Stanford accepted 2050 students

http://news.stanford.edu/2017/03/31/offers-admission-2050-students-around-world/

4.65%, lower than last year’s (4.69%) it seems.

Last year:

43977 apps
745 early admits
2063 initial admits
51 waitlist admits
4.8% final admit rate

I don’t follow the statistics all that closely. I read somewhere Stanford was in an expansion phase to increase class size each year for the next five years. Either that is wrong or they expect a rise in yield.

I believe that they start to increase the class size next year.

They actually should have started increasing class sizes last year. The new dorms were completed this year, housing about ~200 more students total, which means they want to aim for about 50 more students a year. Given how much the yield has shot up recently, I wouldn’t be surprised if they accepted fewer people in anticipation of the yield going up even more. There’s always the waitlist if that doesn’t work out, so better accept too few than too many.

Has to do with yield I think. Highly doubt Stanford will have a yield lower than 82%.

http://www.paloaltoonline.com/news/2016/11/28/stanford-eyes-undergraduate-enrollment-increase

On the bright side, the acceptance rate has dropped by only 0.04% which is much less than previous years. Following the increased class size plans, it should only go down by around 0.02% for we 2022ers. Who knows, it may even go up a bit (unlikely).

does anyone know if they perhaps anticipated accepting more transfer students this year?

If Stanford increases it class size by 100 students next year, the admit rate almost certainly will go up, at least slightly.

From the press release, what we don’t know is the number of early applications. So, this is the first time that stanford did not release the info about early admit rate. And this could give some headache for the applicants in the next application cycle.
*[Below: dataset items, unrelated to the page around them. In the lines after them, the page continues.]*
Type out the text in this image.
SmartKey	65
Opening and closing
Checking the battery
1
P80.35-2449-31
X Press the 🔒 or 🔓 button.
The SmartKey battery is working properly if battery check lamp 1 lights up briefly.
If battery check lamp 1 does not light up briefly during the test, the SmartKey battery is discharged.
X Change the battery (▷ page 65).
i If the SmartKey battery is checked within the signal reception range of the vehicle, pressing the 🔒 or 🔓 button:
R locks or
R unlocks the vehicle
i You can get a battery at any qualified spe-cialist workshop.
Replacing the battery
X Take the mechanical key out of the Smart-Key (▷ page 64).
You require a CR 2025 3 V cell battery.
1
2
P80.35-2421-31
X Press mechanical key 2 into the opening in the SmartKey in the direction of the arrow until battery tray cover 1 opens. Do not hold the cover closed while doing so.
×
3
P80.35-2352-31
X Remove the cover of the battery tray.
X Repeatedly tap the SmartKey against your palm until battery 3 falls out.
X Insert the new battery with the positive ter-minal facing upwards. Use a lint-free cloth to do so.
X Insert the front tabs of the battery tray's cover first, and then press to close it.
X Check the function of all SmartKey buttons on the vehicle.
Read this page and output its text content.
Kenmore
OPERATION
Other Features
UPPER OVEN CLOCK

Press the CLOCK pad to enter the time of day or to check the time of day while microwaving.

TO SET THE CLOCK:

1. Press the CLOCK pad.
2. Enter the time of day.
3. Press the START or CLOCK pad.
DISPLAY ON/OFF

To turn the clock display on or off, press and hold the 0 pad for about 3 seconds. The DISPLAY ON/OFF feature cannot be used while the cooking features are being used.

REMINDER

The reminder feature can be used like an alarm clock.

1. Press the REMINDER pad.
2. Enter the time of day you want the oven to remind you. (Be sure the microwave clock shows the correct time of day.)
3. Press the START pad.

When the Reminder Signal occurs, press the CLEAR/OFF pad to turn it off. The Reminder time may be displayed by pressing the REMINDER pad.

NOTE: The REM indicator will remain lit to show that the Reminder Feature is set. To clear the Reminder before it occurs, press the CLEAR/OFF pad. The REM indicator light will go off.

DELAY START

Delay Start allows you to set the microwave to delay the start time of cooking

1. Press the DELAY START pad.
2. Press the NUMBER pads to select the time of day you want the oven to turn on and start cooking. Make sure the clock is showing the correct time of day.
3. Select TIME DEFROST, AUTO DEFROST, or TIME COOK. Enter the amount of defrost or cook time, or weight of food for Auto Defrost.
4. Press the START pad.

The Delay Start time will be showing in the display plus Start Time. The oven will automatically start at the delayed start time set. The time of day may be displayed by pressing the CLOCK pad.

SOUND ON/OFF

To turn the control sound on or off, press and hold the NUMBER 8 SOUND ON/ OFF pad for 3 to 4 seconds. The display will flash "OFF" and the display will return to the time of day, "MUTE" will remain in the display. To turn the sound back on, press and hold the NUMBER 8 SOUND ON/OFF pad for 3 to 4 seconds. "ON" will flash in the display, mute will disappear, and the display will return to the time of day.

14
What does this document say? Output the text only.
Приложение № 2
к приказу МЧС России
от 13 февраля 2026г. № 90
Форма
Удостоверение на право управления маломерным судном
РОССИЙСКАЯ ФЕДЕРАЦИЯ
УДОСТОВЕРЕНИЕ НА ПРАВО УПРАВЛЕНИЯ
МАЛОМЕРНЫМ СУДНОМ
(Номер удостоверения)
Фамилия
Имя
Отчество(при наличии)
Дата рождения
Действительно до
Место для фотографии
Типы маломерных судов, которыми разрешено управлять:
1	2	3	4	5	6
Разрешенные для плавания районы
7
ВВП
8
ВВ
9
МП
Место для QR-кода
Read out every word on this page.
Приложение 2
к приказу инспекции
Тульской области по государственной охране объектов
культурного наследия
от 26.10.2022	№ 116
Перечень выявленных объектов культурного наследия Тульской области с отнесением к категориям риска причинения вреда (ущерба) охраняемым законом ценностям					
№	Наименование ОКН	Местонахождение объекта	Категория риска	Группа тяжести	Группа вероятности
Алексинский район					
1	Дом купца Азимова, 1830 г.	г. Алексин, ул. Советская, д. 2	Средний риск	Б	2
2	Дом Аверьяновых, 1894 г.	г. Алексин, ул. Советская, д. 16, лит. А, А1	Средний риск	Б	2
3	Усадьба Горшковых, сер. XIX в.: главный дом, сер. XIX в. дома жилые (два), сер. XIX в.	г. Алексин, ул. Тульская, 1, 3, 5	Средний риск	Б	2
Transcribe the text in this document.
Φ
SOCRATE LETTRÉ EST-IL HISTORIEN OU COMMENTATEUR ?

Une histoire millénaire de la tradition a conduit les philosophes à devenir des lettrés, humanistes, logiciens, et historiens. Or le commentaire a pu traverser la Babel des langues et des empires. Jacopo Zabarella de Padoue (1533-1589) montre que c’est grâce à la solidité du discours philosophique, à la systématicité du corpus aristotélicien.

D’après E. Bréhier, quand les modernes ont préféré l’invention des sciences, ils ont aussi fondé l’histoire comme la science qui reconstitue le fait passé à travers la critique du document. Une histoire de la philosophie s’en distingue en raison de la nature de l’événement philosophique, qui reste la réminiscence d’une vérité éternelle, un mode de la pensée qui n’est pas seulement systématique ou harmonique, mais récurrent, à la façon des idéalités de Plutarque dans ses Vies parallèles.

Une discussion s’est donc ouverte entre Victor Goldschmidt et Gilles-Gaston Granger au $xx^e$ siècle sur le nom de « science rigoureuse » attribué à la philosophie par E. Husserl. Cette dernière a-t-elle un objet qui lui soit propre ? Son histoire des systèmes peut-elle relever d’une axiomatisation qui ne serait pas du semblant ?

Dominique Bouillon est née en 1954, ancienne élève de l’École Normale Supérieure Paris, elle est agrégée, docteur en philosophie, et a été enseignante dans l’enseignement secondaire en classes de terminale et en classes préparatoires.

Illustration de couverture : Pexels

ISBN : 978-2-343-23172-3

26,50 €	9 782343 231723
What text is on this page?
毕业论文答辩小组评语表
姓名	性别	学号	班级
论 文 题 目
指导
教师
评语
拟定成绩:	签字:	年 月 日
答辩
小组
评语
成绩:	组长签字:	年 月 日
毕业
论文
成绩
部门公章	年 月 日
Chicago goes to another extreme step by not releasing anything. It seems that the ED1/ED2 thing reduced its number of applications and also resulted extreme low RD admit rate. This means if you want to apply to Chicago, you have to apply to ED.

Hiding info about admissions would only create more problems.

@ewho yes for Chicago apparently the number of apps dropped to ~ 28,000, the RD acceptance rate was 2% and about 75-80% of the class was admitted early. wonder what their EA acceptance rate was. I agree it is probably going to cause issues for them in the next admissions cycle and hiding it makes it worse.

Also wonder why Stanford did not release the SCEA numbers now. Maybe Stanford SCEA was so competitive this year that they do not want to disclose the number so that people are not discouraged from applying, since SCEA/ED are usually seen as a way to meaningfully increase chances of admission?

I am watching when acceptance rate goes to 0.01% in 2050 or sooner.

@Penn95, I’m not so sure about those Chicago’s numbers. If they are true, and assume that Chicago’s early ED1/ED2/EA number of applications was about 5000, then it’s RD app was about 23000. A two percent RD rate means that they accepted 460 in the RD round. Consider the RD yield was about 50%, so they locked 1500-460/2=1270 students in ED1/ED2/EA.

This also translates Chicago’s app number next year should be around a little more than 5000, if people speculate this.

The more transparent in admissions, the better. It is terrible to hide information.

“Stanford will be releasing its application and admission statistics only at the conclusion of the admission cycle, after all applicants have been notified, and will continue to do so out of respect for our prospective students and applicants.”

From the press release linked above. Perhaps, they will also report SCEA info at that time.